Funny, but that little dig didn’t sting anymore. The socially catastrophic wedding that had consumed her thoughts for months now seemed no more than a blip on her timeline. Meeting Demon and Malachi had utterly changed how she defined concepts like important, pride, and disgrace.
“Seth and Josh had to blackmail him, you know.” The words just popped out. Selena wasn’t sure if her mother knew
exactly what had happened that night at Asylum.
“I know. Seth told me.” Her mother’s expression hardened. “I find it extremely gratifying that Jackson was brought to his knees by the one woman who turned him down flat at the reception.”
“Suri is a hard-ass.” Selena could give praise where it was due, even if it was grudgingly.
“Something happened to you that night though, darling. You’ve been running around like some frat-house groupie during rush week. It worries me.”
Selena marveled at how quickly perspectives could change. How long had it been since she’d met Malachi and Demon for the first time? How long since they had rescued her from Jackson’s wrath? How long since she’d been trapped against her will in the stocks? The woman who’d walked into Triptych that first night, and the one who had walked out a few hours ago weren’t the same. Hell, they weren’t even the same species.
“Selena, what happened?”
What had happened? “I think I fell in love.”
Her mother sat back in her chair and thoughtfully pursed her lips. “Falling in love isn’t the tough part, darling. It’s the staying in love that kills you.”
Coming from a woman who’d been married five times, Selena thought it was probably very true. “Did you stay in love with any of them?” she finally asked.

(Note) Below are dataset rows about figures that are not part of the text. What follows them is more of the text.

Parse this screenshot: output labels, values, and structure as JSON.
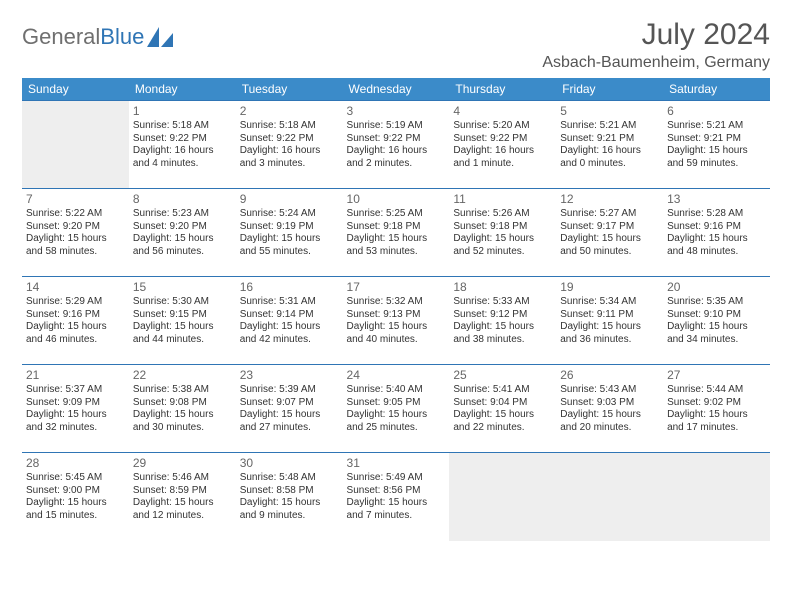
{
  "brand": {
    "part1": "General",
    "part2": "Blue"
  },
  "title": "July 2024",
  "location": "Asbach-Baumenheim, Germany",
  "colors": {
    "header_bg": "#3b8bc9",
    "border": "#2f75b5",
    "empty_bg": "#eeeeee",
    "text": "#333333",
    "muted": "#666666"
  },
  "typography": {
    "body_pt": 10,
    "daynum_pt": 12,
    "title_pt": 30,
    "location_pt": 16
  },
  "weekdays": [
    "Sunday",
    "Monday",
    "Tuesday",
    "Wednesday",
    "Thursday",
    "Friday",
    "Saturday"
  ],
  "weeks": [
    [
      null,
      {
        "n": "1",
        "sr": "Sunrise: 5:18 AM",
        "ss": "Sunset: 9:22 PM",
        "d1": "Daylight: 16 hours",
        "d2": "and 4 minutes."
      },
      {
        "n": "2",
        "sr": "Sunrise: 5:18 AM",
        "ss": "Sunset: 9:22 PM",
        "d1": "Daylight: 16 hours",
        "d2": "and 3 minutes."
      },
      {
        "n": "3",
        "sr": "Sunrise: 5:19 AM",
        "ss": "Sunset: 9:22 PM",
        "d1": "Daylight: 16 hours",
        "d2": "and 2 minutes."
      },
      {
        "n": "4",
        "sr": "Sunrise: 5:20 AM",
        "ss": "Sunset: 9:22 PM",
        "d1": "Daylight: 16 hours",
        "d2": "and 1 minute."
      },
      {
        "n": "5",
        "sr": "Sunrise: 5:21 AM",
        "ss": "Sunset: 9:21 PM",
        "d1": "Daylight: 16 hours",
        "d2": "and 0 minutes."
      },
      {
        "n": "6",
        "sr": "Sunrise: 5:21 AM",
        "ss": "Sunset: 9:21 PM",
        "d1": "Daylight: 15 hours",
        "d2": "and 59 minutes."
      }
    ],
    [
      {
        "n": "7",
        "sr": "Sunrise: 5:22 AM",
        "ss": "Sunset: 9:20 PM",
        "d1": "Daylight: 15 hours",
        "d2": "and 58 minutes."
      },
      {
        "n": "8",
        "sr": "Sunrise: 5:23 AM",
        "ss": "Sunset: 9:20 PM",
        "d1": "Daylight: 15 hours",
        "d2": "and 56 minutes."
      },
      {
        "n": "9",
        "sr": "Sunrise: 5:24 AM",
        "ss": "Sunset: 9:19 PM",
        "d1": "Daylight: 15 hours",
        "d2": "and 55 minutes."
      },
      {
        "n": "10",
        "sr": "Sunrise: 5:25 AM",
        "ss": "Sunset: 9:18 PM",
        "d1": "Daylight: 15 hours",
        "d2": "and 53 minutes."
      },
      {
        "n": "11",
        "sr": "Sunrise: 5:26 AM",
        "ss": "Sunset: 9:18 PM",
        "d1": "Daylight: 15 hours",
        "d2": "and 52 minutes."
      },
      {
        "n": "12",
        "sr": "Sunrise: 5:27 AM",
        "ss": "Sunset: 9:17 PM",
        "d1": "Daylight: 15 hours",
        "d2": "and 50 minutes."
      },
      {
        "n": "13",
        "sr": "Sunrise: 5:28 AM",
        "ss": "Sunset: 9:16 PM",
        "d1": "Daylight: 15 hours",
        "d2": "and 48 minutes."
      }
    ],
    [
      {
        "n": "14",
        "sr": "Sunrise: 5:29 AM",
        "ss": "Sunset: 9:16 PM",
        "d1": "Daylight: 15 hours",
        "d2": "and 46 minutes."
      },
      {
        "n": "15",
        "sr": "Sunrise: 5:30 AM",
        "ss": "Sunset: 9:15 PM",
        "d1": "Daylight: 15 hours",
        "d2": "and 44 minutes."
      },
      {
        "n": "16",
        "sr": "Sunrise: 5:31 AM",
        "ss": "Sunset: 9:14 PM",
        "d1": "Daylight: 15 hours",
        "d2": "and 42 minutes."
      },
      {
        "n": "17",
        "sr": "Sunrise: 5:32 AM",
        "ss": "Sunset: 9:13 PM",
        "d1": "Daylight: 15 hours",
        "d2": "and 40 minutes."
      },
      {
        "n": "18",
        "sr": "Sunrise: 5:33 AM",
        "ss": "Sunset: 9:12 PM",
        "d1": "Daylight: 15 hours",
        "d2": "and 38 minutes."
      },
      {
        "n": "19",
        "sr": "Sunrise: 5:34 AM",
        "ss": "Sunset: 9:11 PM",
        "d1": "Daylight: 15 hours",
        "d2": "and 36 minutes."
      },
      {
        "n": "20",
        "sr": "Sunrise: 5:35 AM",
        "ss": "Sunset: 9:10 PM",
        "d1": "Daylight: 15 hours",
        "d2": "and 34 minutes."
      }
    ],
    [
      {
        "n": "21",
        "sr": "Sunrise: 5:37 AM",
        "ss": "Sunset: 9:09 PM",
        "d1": "Daylight: 15 hours",
        "d2": "and 32 minutes."
      },
      {
        "n": "22",
        "sr": "Sunrise: 5:38 AM",
        "ss": "Sunset: 9:08 PM",
        "d1": "Daylight: 15 hours",
        "d2": "and 30 minutes."
      },
      {
        "n": "23",
        "sr": "Sunrise: 5:39 AM",
        "ss": "Sunset: 9:07 PM",
        "d1": "Daylight: 15 hours",
        "d2": "and 27 minutes."
      },
      {
        "n": "24",
        "sr": "Sunrise: 5:40 AM",
        "ss": "Sunset: 9:05 PM",
        "d1": "Daylight: 15 hours",
        "d2": "and 25 minutes."
      },
      {
        "n": "25",
        "sr": "Sunrise: 5:41 AM",
        "ss": "Sunset: 9:04 PM",
        "d1": "Daylight: 15 hours",
        "d2": "and 22 minutes."
      },
      {
        "n": "26",
        "sr": "Sunrise: 5:43 AM",
        "ss": "Sunset: 9:03 PM",
        "d1": "Daylight: 15 hours",
        "d2": "and 20 minutes."
      },
      {
        "n": "27",
        "sr": "Sunrise: 5:44 AM",
        "ss": "Sunset: 9:02 PM",
        "d1": "Daylight: 15 hours",
        "d2": "and 17 minutes."
      }
    ],
    [
      {
        "n": "28",
        "sr": "Sunrise: 5:45 AM",
        "ss": "Sunset: 9:00 PM",
        "d1": "Daylight: 15 hours",
        "d2": "and 15 minutes."
      },
      {
        "n": "29",
        "sr": "Sunrise: 5:46 AM",
        "ss": "Sunset: 8:59 PM",
        "d1": "Daylight: 15 hours",
        "d2": "and 12 minutes."
      },
      {
        "n": "30",
        "sr": "Sunrise: 5:48 AM",
        "ss": "Sunset: 8:58 PM",
        "d1": "Daylight: 15 hours",
        "d2": "and 9 minutes."
      },
      {
        "n": "31",
        "sr": "Sunrise: 5:49 AM",
        "ss": "Sunset: 8:56 PM",
        "d1": "Daylight: 15 hours",
        "d2": "and 7 minutes."
      },
      null,
      null,
      null
    ]
  ]
}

“Your father.” Her mother’s face grew so soft Selena could barely see the social powerhouse she’d grown up trying to emulate. “He gave me all three of you children and over twenty years of joy. Watching him die ripped my heart out, but I was never sorry for one second. I’d do it all over again if it meant I got to spend time with him.”
“How did you know he was the one?” Selena tried to reconcile the idea of her parents as young lovers. She’d only seen the couple that had dominated Boston’s social scene. “And if you know what real love feels like, why go through four total failures?”
Her mother’s eyes flashed briefly, and Selena braced for impact. Then surprisingly, the storm receded and her mother exhaled a sigh. “I told you, it’s easy to fall in love. The difference with your father was that I wanted forever with him.” She stared out the window as if recalling every second they’d had together. “After that—it’s exciting to fall in love, but I just don’t feel like putting forth the effort it takes to make things last.”